SUZHOU, China, 1. September 2026 /PRNewswire/ -- XD THERMAL hat die Entwicklung einer integrierten, zweiseitigen Flüssigkeitskühlungsarchitektur für eine europäische Elektrobus-Plattform abgeschlossen.
Das 35,3-kWh-Batteriesystem der Plattform kombiniert flüssigkeitsgekühlte Gehäuse mit gestanzten Deckplatten, wodurch die Wärme von beiden Seiten der Batteriemodule abgeleitet werden kann. Der erste Prototyp wurde innerhalb von etwa sechs Wochen ausgeliefert, und das Design erreichte innerhalb von zwei Monaten die Serienreife.
Durch die Integration von Kühlfunktionen in das Batteriegehäuse konnten die kühlungsbezogenen Komponenten um etwa 25 % reduziert und mehrere Montageschritte vereinfacht werden. Die Konfiguration mit mehreren Schnittstellen verbesserte zudem die Wärmeverteilung im gesamten Batteriesystem und trug so zu einer längeren Lebensdauer der Lithium-Batterien bei.

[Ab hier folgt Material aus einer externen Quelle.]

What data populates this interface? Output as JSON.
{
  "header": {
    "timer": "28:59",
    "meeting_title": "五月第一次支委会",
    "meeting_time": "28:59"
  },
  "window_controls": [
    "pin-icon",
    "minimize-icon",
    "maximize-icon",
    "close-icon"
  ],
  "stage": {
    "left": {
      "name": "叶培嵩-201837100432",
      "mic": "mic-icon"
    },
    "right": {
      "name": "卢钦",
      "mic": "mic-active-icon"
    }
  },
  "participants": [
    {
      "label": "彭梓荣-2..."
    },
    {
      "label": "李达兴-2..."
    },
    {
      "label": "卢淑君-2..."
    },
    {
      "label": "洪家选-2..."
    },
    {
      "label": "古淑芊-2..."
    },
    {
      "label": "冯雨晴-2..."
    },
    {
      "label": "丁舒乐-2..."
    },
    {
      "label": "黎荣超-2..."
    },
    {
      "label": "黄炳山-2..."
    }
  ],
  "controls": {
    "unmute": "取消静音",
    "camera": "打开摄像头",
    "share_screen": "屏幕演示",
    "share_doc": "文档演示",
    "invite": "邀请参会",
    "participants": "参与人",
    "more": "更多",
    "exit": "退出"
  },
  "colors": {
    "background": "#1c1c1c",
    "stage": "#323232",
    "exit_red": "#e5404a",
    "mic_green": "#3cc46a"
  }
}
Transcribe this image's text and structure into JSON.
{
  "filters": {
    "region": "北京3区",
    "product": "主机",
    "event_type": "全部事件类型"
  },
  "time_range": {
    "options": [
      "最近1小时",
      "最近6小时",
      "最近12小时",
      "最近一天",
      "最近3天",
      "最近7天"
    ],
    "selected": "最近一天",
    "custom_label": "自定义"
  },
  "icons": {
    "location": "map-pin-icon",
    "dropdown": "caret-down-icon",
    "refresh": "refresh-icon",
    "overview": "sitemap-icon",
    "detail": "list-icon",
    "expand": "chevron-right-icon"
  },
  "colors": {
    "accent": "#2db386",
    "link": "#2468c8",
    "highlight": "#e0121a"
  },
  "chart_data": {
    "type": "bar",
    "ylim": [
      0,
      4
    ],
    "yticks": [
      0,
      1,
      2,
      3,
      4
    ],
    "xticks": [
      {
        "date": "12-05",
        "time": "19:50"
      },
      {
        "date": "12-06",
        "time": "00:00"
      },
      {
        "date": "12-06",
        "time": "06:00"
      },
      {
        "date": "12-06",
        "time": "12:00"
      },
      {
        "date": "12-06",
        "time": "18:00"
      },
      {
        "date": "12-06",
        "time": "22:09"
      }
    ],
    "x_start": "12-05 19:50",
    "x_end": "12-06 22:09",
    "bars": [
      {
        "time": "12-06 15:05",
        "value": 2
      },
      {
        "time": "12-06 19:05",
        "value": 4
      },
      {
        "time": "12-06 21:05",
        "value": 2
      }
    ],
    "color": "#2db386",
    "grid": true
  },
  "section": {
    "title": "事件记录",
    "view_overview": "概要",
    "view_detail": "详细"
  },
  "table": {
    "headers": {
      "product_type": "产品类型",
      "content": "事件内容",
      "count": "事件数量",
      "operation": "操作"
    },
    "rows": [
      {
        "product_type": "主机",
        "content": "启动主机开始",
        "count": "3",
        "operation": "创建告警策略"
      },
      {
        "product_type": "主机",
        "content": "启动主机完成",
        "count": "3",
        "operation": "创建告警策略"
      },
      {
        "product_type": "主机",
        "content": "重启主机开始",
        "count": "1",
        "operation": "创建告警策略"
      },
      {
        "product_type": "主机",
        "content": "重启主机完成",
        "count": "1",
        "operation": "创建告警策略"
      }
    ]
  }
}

Die Validierung der Dichtheit auf Systemebene stellte eine zentrale technische Herausforderung dar, da mehrere Schnittstellen, Fugen und Dichtungswege gemeinsam und nicht als separate Komponenten bewertet werden mussten. Das Team entwickelte Präzisionsvorrichtungen und führte stufenweise Luft- und Helium-Dichtheitsprüfungen durch, um die allgemeine Dichtheitsintegrität zu überprüfen und geringfügige Leckagen vor der Freigabe zu erkennen.
Eine zweite Herausforderung bestand darin, einen zuverlässigen Produktionsprozess für das multifunktionale Beschichtungssystem zu entwickeln. Unterschiedliche Oberflächen erforderten unterschiedliche Isolier- und Wärmebarriere-Materialien anstelle einer einheitlichen Beschichtung. Daher wurden maßgeschneiderte Aufhängungs- und Maskierungsmethoden entwickelt, um klare Beschichtungsgrenzen und einen gleichmäßigen Auftrag über komplexe Geometrien hinweg zu gewährleisten.

„Sobald die Kühlung Teil des Gehäuses wird, ändern sich die Konstruktionsgrenzen", sagte Xu, Technischer Direktor bei XD THERMAL. „Die Herausforderung besteht nicht mehr darin, eine Kühlplatte für sich allein zu optimieren, sondern sicherzustellen, dass die gesamte Struktur eine stabile thermische Leistung erbringt und gleichzeitig praktikabel in der Fertigung bleibt."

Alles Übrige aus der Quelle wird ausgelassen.